I had many thoughts about I Crawley's standard middle-class desires and expectations. Lately, I realized that whatever happens in the show, dead kids, unhappiness, whatever misery J Fellowes pours out, Isobel Crawley won. Not in the same way that the development of technical schools and benefits made everyone win. The fight was never working class v/s bourgeoise. Since the only thing that's Marxist is (wait for it, faded-lilac -- space bff) my desire to have a decent conversation about post-colonial bodies, which I know better than to look to this show for -- it was people who work v/s people who don't. And I Crawley is the lone representative of that group who can actually be countenanced at the dinner table. FUCKING BURRRRRRN. Her missing line, "My father was also in medicine, Sir John Turnbull, and my brother is Doctor Edward Turnbull." BURN BURN BURN. We never did get a socialist revolution. We got Isobel Crawley working, year by year, to make the world what it is. And of course she screws up and she imposes, that's how humans are.
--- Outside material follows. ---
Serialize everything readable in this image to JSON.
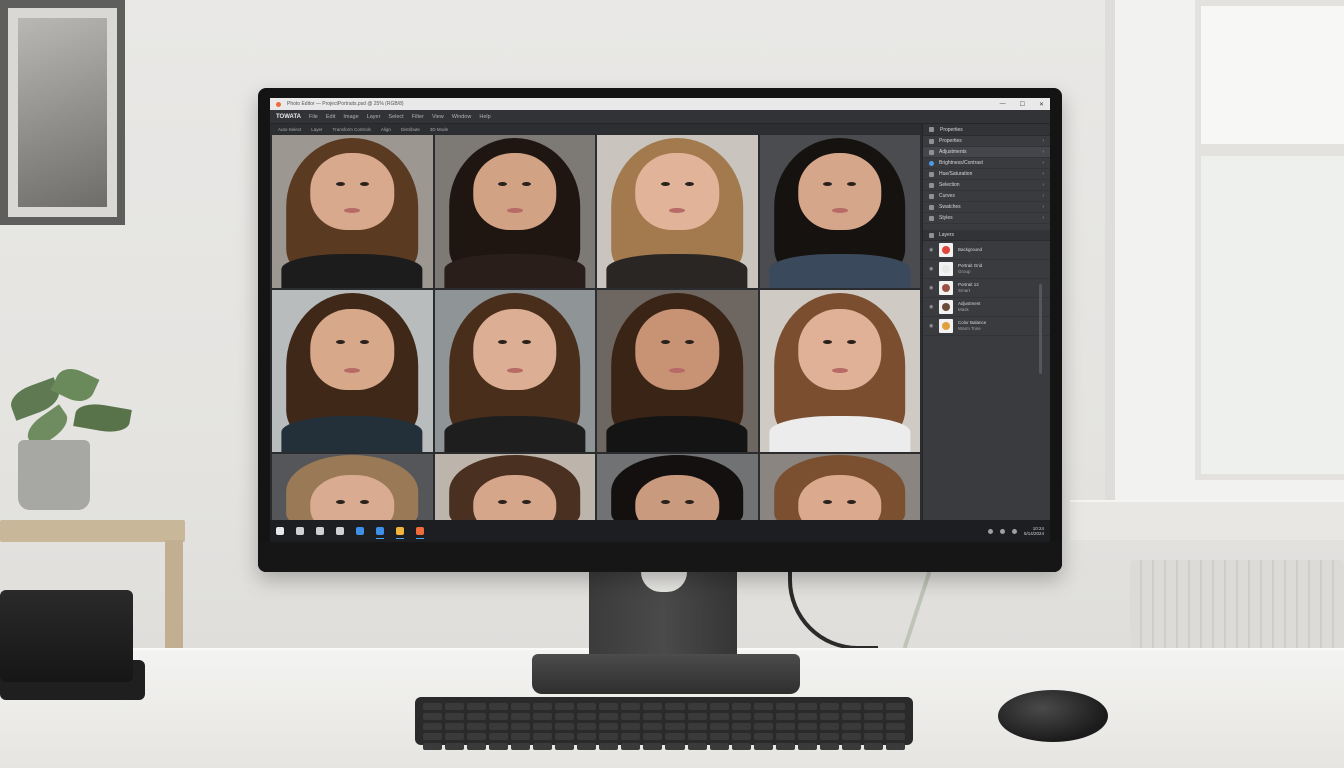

STOP MAKING KISSY-FACES JULIAN FELLOWES, YOU'RE THE WORST PARTS OF CREATIVITY. I'LL TELESCOPE HISTORY UNTIL YOU ADMIT THAT NOT EVERYONE HAS TO GET DRUNK TO GET FUCKED.

also.

if Matthew were a lawyer, zipping up to York and wherever, to wear his wig and argue and have drinks with his Oxbridge bros.

maybe he'd be better at driving.

ANNNNND:

Do I want nothing more than at some point in series 4 for someone (I don't know who, give some young actor a job, that's what these ensemble casts are for, isn't it) to come to Carson's door, and ask a question and Carson starts to answer, all proud and certain and Barrow shows up at his shoulder a la old times and is all "yes? can I help, i'm here after all."

private times are private, Barrow.

basically, let's say that Barrow takes the concept of UNDER-butler to its logical (to his filthy mind, sayeth Carson) extreme. and they get up to stuff. handjobs stuff. hand stuff. oh yes, hands over shirts, over shoulders, down the unbroken line of pressed trousers, hands at doorways and hands turning keys, hands in brilliantine, hands smoothing it in hair, both sets of hands, because they're nothing if not vain, in their own ways, and your body is not your own (it's the house, for Carson, he is an embodiment of it, an old time master of the house; for Barrow his body has not been his own since someone looked at him, and the way they looked at him changed him, his body is a tool in the right hands but it's never been put in the right hands. not before now.) and there's touching, and oh my, this one time Barrow goes down on bended knee to see to a spot on Carson's shoe, and looks up, like a -- Carson is too set off in his own mind to conceptualize it, because Barrow is a great many things (reluctant, difficult, among them colleague) but he thinks about it, Barrow at his feet, Barrow's hands, Barrow's reddened lips after he returns from smoking (obvs he and O'Brien are friends again, why not) Barrow's cheekbones, Barrow's stormy look at incompetence, and a great many of Barrow's other features.

oh and it takes like two years to happen, but the LONG GAME is something that Barrow learns to appreciate, at least when he gets to touch another human. (him and O'Brien passing cigarettes from hand to hand doesn't count. "the only thing between us is my fists" doesn't count either, I can't believe that like I can't believe that Juventus lost to Roma. ANYWAY.) And he's worshipful of how Carson, moves, a little, secure and safe.

third thing: story-time later! by which I mean "posting wretched and lame injury porn on this Livejournal." Isn't this the greatest place.